Allora, a questo punto, dopo quello dei genitori, a quale ruolo dovrebbero assurgere invece allenatori e società sportive nel tutelare i giovani atleti cosi da creare un ambiente sano e formativo?
“Io credo fermamente che il calcio, il mondo dello sport in generale e il rispetto delle regole, siano gli ultimi baluardi educativi che hanno i ragazzi. Se parliamo di calcio, è importante capire che al professionismo, soprattutto secondo le ultime statistiche, ci arriva un bambino almeno ogni 30mila. I responsabili delle società devono avere perciò come compito principale quello di far crescere degli uomini migliori e delle donne migliori, perchè loro saranno gli uomini o le donne del domani. Il concetto delle regole, del rispetto, dell’ educazione, di tutto quello che è il sacrificio, del rapporto tra studio e lavoro in una epoca in cui non c’è più neppure la leva militare obbligatoria, fa si che questi siano principi importanti da conservare. Oggi si rimproverano oltremodo gli educatori e gli insegnanti solo perché svolgono il loro lavoro. Un atteggiamento che un tempo, da genitori, non ci saremmo mai sognati di fare. La contestazione indiscriminata dell’autorità sta destrutturando un po’ il concetto di rispetto che invece grazie al calcio può essere un freno a certi fenomeni ed una integrazione perfetta al sistema educativo, col pretesto che molti ragazzi vogliono praticarlo. Allora noi dobbiamo approfittare di questo facendoci trovare pronti nel nostro ruolo di educatori, prima ancora di insegnare come eseguire il tiro, oppure lo stop, il movimento, la scalata o altre amenitá che secondo me arrivano come seconde, terze e quarte nella classifica delle priorità”.
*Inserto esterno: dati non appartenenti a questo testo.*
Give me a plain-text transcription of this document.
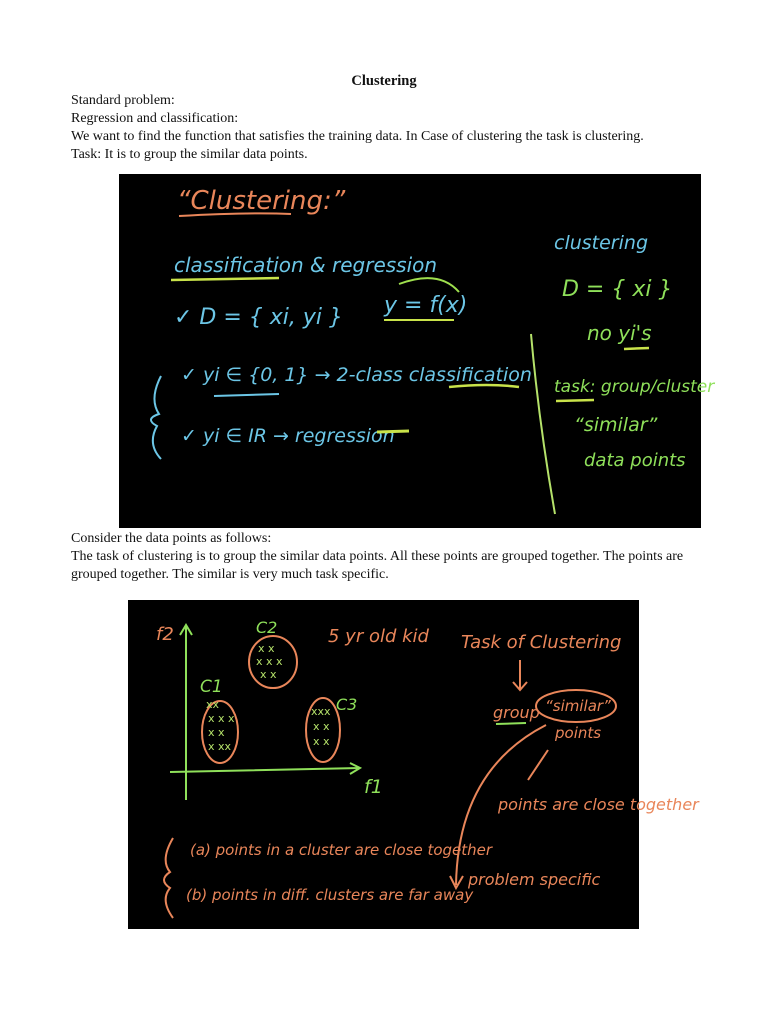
Clustering

Standard problem:

Regression and classification:

We want to find the function that satisfies the training data. In Case of clustering the task is clustering.

Task: It is to group the similar data points.

“Clustering:”
classification & regression
✓ D = { xi, yi } y = f(x)
✓ yi ∈ {0, 1} → 2-class classification
✓ yi ∈ IR → regression
clustering
D = { xi }
no yi's
task: group/cluster
“similar”
data points

Consider the data points as follows:

The task of clustering is to group the similar data points. All these points are grouped together. The points are grouped together. The similar is very much task specific.

f2
f1
xx
x x x
x x
x xx
C1
x x
x x x
x x
C2
xxx
x x
x x
C3
5 yr old kid Task of Clustering
group “similar”
points
points are close together
problem specific
(a) points in a cluster are close together
(b) points in diff. clusters are far away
Dopo la presentazione in Campidoglio, quali speranze ha dunque per il futuro? Cosa si augura che cambi, concretamente, grazie anche a questo libro?
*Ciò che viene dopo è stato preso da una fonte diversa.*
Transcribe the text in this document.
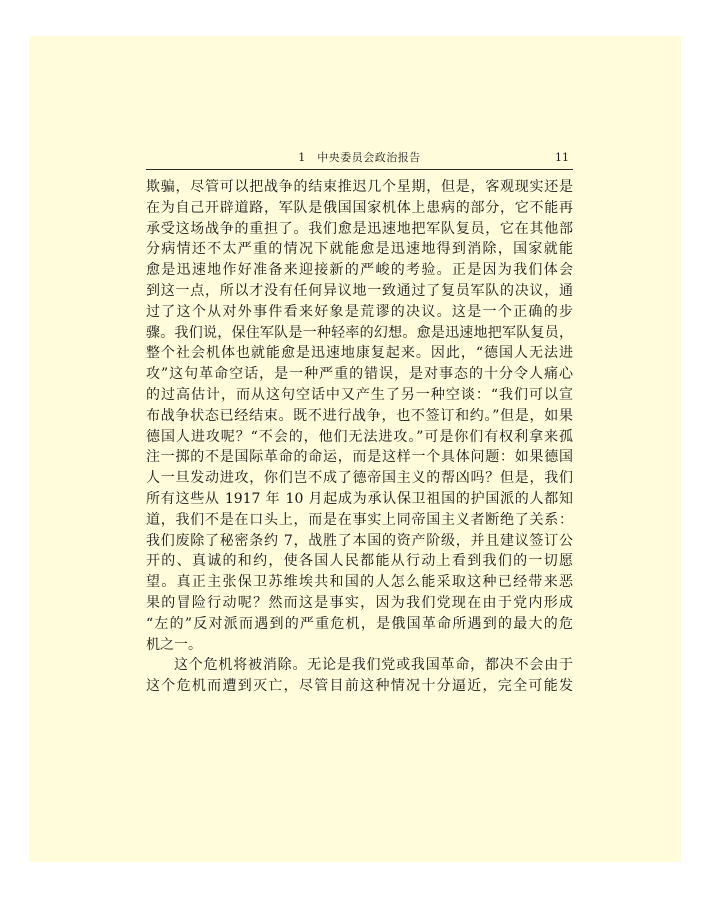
1　中央委员会政治报告	11
欺骗，尽管可以把战争的结束推迟几个星期，但是，客观现实还是
在为自己开辟道路，军队是俄国国家机体上患病的部分，它不能再
承受这场战争的重担了。我们愈是迅速地把军队复员，它在其他部
分病情还不太严重的情况下就能愈是迅速地得到消除，国家就能
愈是迅速地作好准备来迎接新的严峻的考验。正是因为我们体会
到这一点，所以才没有任何异议地一致通过了复员军队的决议，通
过了这个从对外事件看来好象是荒谬的决议。这是一个正确的步
骤。我们说，保住军队是一种轻率的幻想。愈是迅速地把军队复员，
整个社会机体也就能愈是迅速地康复起来。因此，“德国人无法进
攻”这句革命空话，是一种严重的错误，是对事态的十分令人痛心
的过高估计，而从这句空话中又产生了另一种空谈：“我们可以宣
布战争状态已经结束。既不进行战争，也不签订和约。”但是，如果
德国人进攻呢？“不会的，他们无法进攻。”可是你们有权利拿来孤
注一掷的不是国际革命的命运，而是这样一个具体问题：如果德国
人一旦发动进攻，你们岂不成了德帝国主义的帮凶吗？但是，我们
所有这些从 1917 年 10 月起成为承认保卫祖国的护国派的人都知
道，我们不是在口头上，而是在事实上同帝国主义者断绝了关系：
我们废除了秘密条约 7，战胜了本国的资产阶级，并且建议签订公
开的、真诚的和约，使各国人民都能从行动上看到我们的一切愿
望。真正主张保卫苏维埃共和国的人怎么能采取这种已经带来恶
果的冒险行动呢？然而这是事实，因为我们党现在由于党内形成
“左的”反对派而遇到的严重危机，是俄国革命所遇到的最大的危
机之一。
这个危机将被消除。无论是我们党或我国革命，都决不会由于
这个危机而遭到灭亡，尽管目前这种情况十分逼近，完全可能发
“Io parlavo giusto ieri di ‘legge di prossimità’: nel senso che ognuno di noi ha un ruolo importantissimo all’interno dei nostri 50-60 cm. Ha la possibilità di cambiare le cose. C’è un detto africano che recita: ‘l’elefante va mangiato un pezzo alla volta’ e ciò sta a significare che un cambio culturale non può essere qualcosa di repentino che accade dall’oggi al domani. Va gradualmente cambiato un sistema di cose, un modo di pensare. Se ognuno di noi facesse una piccola cosa ogni giorno, nel proprio microcosmo, probabilmente riuscirebbe a dare un impulso per quel cambio culturale di cui io sento una fortissima necessità”.